Patricia discusses red flags and ideal qualities in relationships. She emphasizes the importance of honoring rhythms and self-care, as well as effective communication and conflict resolution. Patricia also addresses gaslighting, setting boundaries, and the significance of trust, honesty, and similar values in a relationship. She explores the impact of political differences and attachment wounds on a partnership. The episode concludes with a reminder to embrace sensitivity and prioritize self-care.
HIGHLIGHTS
Takeaways
- Honor your rhythms and practice self-care in relationships.
- Pay attention to red flags such as controlling behavior, lack of respect, and constant fighting.
- Look for qualities like kindness, respect, trust, and effective communication in a partner.
- Set boundaries and be aware of gaslighting in relationships.
- Consider the impact of political differences and attachment wounds on a partnership.

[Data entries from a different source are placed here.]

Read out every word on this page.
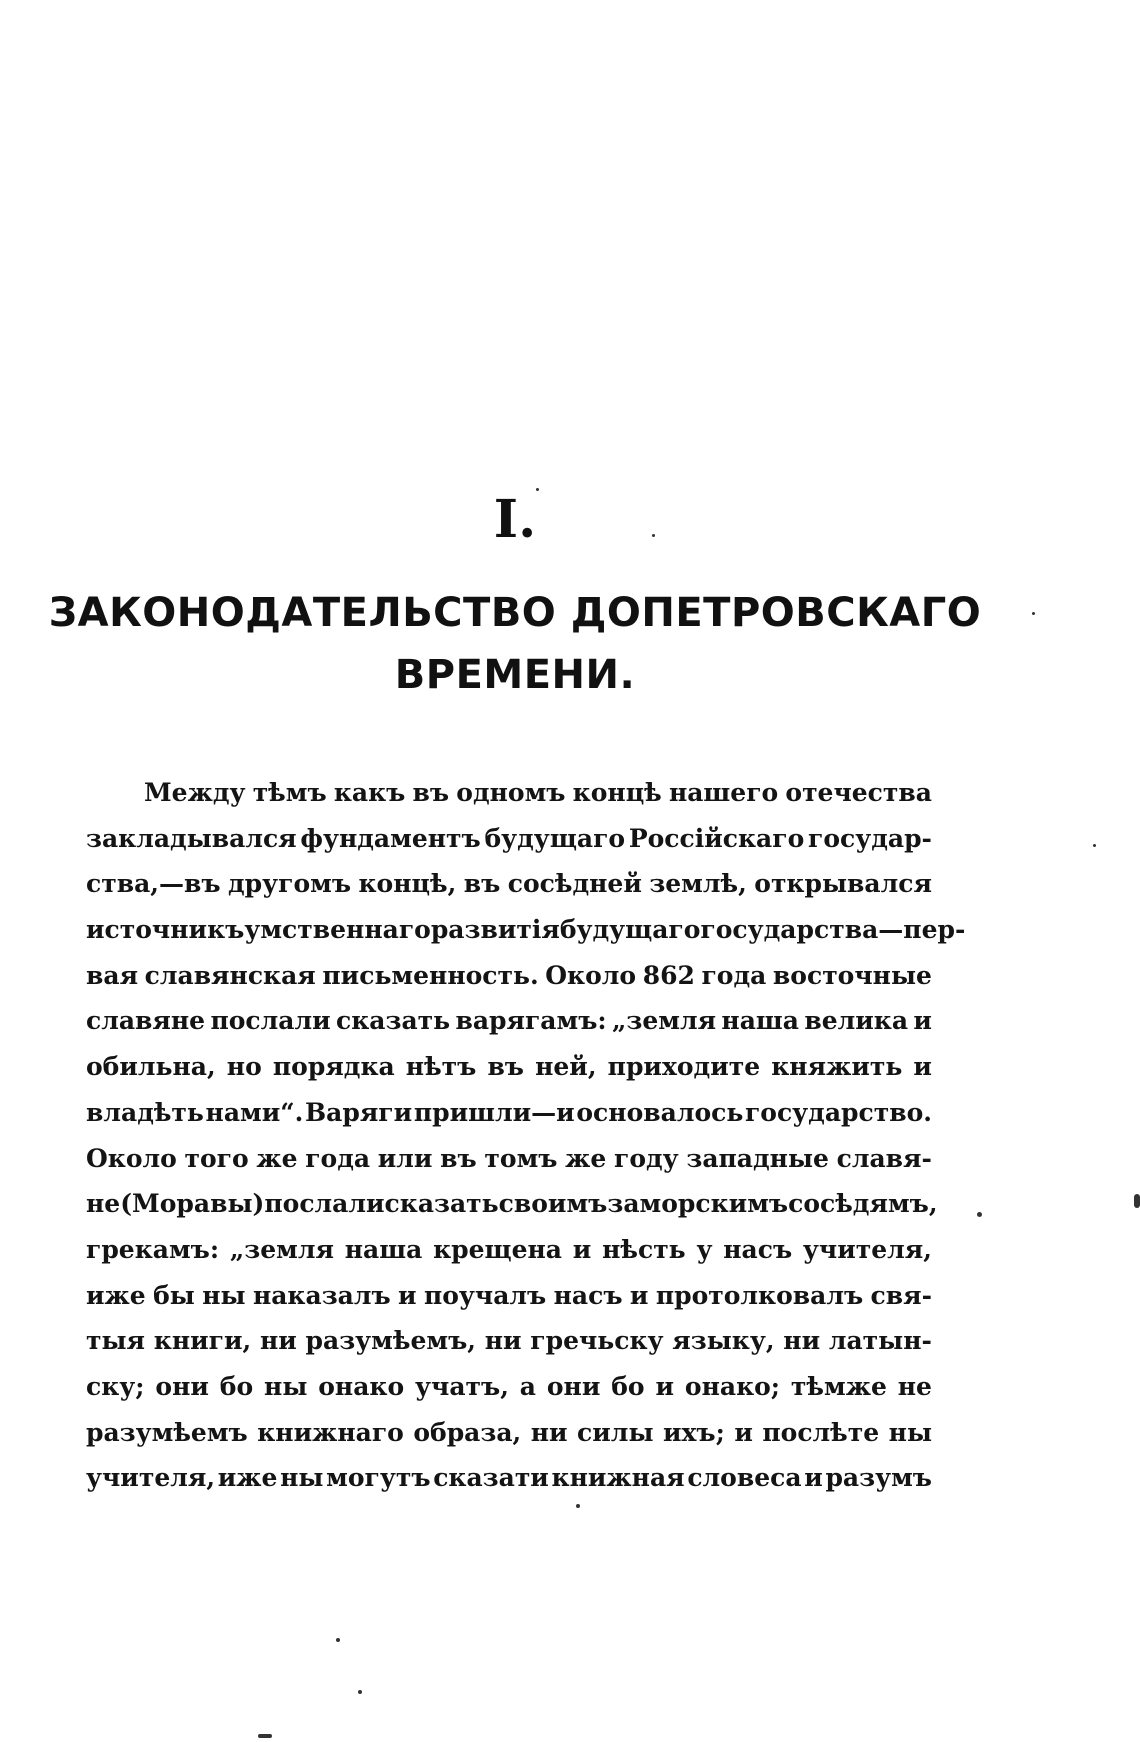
I.
ЗАКОНОДАТЕЛЬСТВО ДОПЕТРОВСКАГО
ВРЕМЕНИ.
Между тѣмъ какъ въ одномъ концѣ нашего отечества
закладывался фундаментъ будущаго Россійскаго государ-
ства,—въ другомъ концѣ, въ сосѣдней землѣ, открывался
источникъ умственнаго развитія будущаго государства—пер-
вая славянская письменность. Около 862 года восточные
славяне послали сказать варягамъ: „земля наша велика и
обильна, но порядка нѣтъ въ ней, приходите княжить и
владѣть нами“. Варяги пришли—и основалось государство.
Около того же года или въ томъ же году западные славя-
не (Моравы) послали сказать своимъ заморскимъ сосѣдямъ,
грекамъ: „земля наша крещена и нѣсть у насъ учителя,
иже бы ны наказалъ и поучалъ насъ и протолковалъ свя-
тыя книги, ни разумѣемъ, ни гречьску языку, ни латын-
ску; они бо ны онако учатъ, а они бо и онако; тѣмже не
разумѣемъ книжнаго образа, ни силы ихъ; и послѣте ны
учителя, иже ны могутъ сказати книжная словеса и разумъ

- Spend quality time together and ensure compatibility with each other’s friends.
Red Flags:
- Lack of respect and kindness towards service providers
- Moving too quickly in the relationship without respecting boundaries
- Negative and derogatory descriptions of past relationships and partners
- Jealousy and controlling behavior
- Attempting to change or control the other person’s appearance and behavior
- Putting the other person down, even in a teasing manner
- Inability to provide comfort and support during difficult times
- Not being responsive or available when the other person asks for support or help
- Constantly pushing boundaries without respecting the other person’s limits
- Constant fighting or high emotional conflicts
- Lack of active listening and attunement to the other person’s needs
- Disrespect towards others and themselves
- Lack of emotional awareness and intelligence
- Poor communication skills and inability or unwillingness to engage in difficult conversations
Green Flags
- Good communication skills (or willing to improve them)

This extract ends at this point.